What the statistics don't show for this period is the fact that the Home Office has been using different Immigration Removal Centres with a lack of accountability and transparency. For example, Yarl’s Wood detention centre was used as RSTHF and later reverted to an IRC for men, with different groups of people detained at the centre, including women and children. It is still not yet clear why these changes were made and it undermines the scrutiny and safeguarding mechanisms to protect the vulnerable people being detained.

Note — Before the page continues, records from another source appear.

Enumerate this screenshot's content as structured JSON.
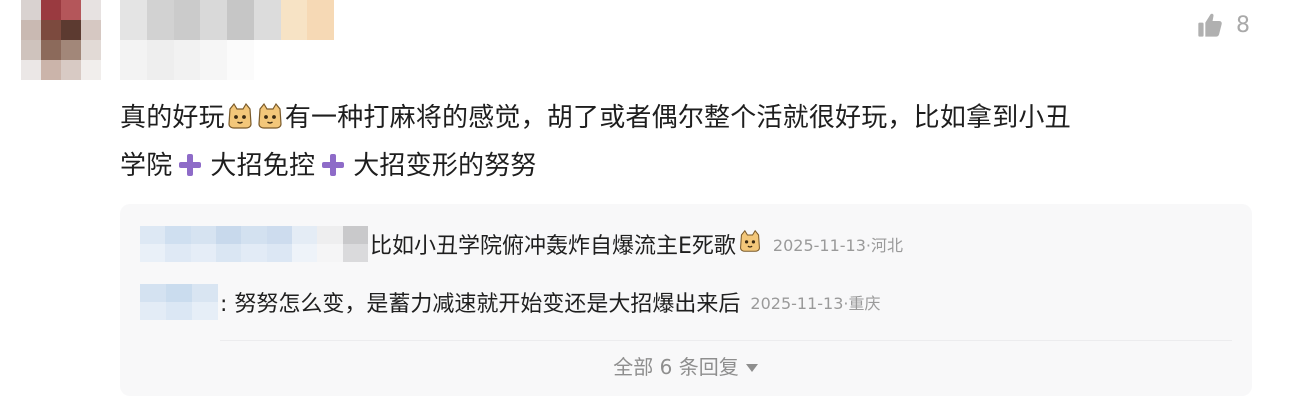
{
  "comment": {
    "like_count": "8",
    "text_line1_a": "真的好玩",
    "text_line1_b": "有一种打麻将的感觉，胡了或者偶尔整个活就很好玩，比如拿到小丑",
    "text_line2_a": "学院",
    "text_line2_b": "大招免控",
    "text_line2_c": "大招变形的努努"
  },
  "replies": [
    {
      "text": "比如小丑学院俯冲轰炸自爆流主E死歌",
      "meta": "2025-11-13·河北"
    },
    {
      "text": ": 努努怎么变，是蓄力减速就开始变还是大招爆出来后",
      "meta": "2025-11-13·重庆"
    }
  ],
  "show_all_label": "全部 6 条回复",
  "icons": {
    "like": "thumbs-up-icon",
    "emoji": "cat-face-emoji",
    "plus": "purple-plus-emoji",
    "expand": "caret-down-icon"
  },
  "colors": {
    "panel_bg": "#f8f8f9",
    "meta_text": "#9a9a9a",
    "plus_purple": "#8e6bc8"
  }
}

In the latest immigration statistics, these are the other ‘insane facts’ that stood out -
(These published figures have been analysed and rounded by AVID)
Removal and returns
Only 14% (3,447) of those detained were removed from the UK, which means that 85% (21,258) were returned to the community. These figures can further be examined across the categories of bail; the Secretary of State bail which replaced temporary admission by Schedule 10, Immigration Act 2016, is the highest percentage - up to 75% (18,625). In other words, it is by home office omission that these people should not have been detained in the first place, despite initially finding grounds to detain? Of the rest, 10% (2614) were released under immigration judge bail, and just over 1%(213) left for ‘other’ reasons.
This leads us to question, what is the justification for detaining all of these people in the first place? A total of 21,258 people’s detention served no purpose!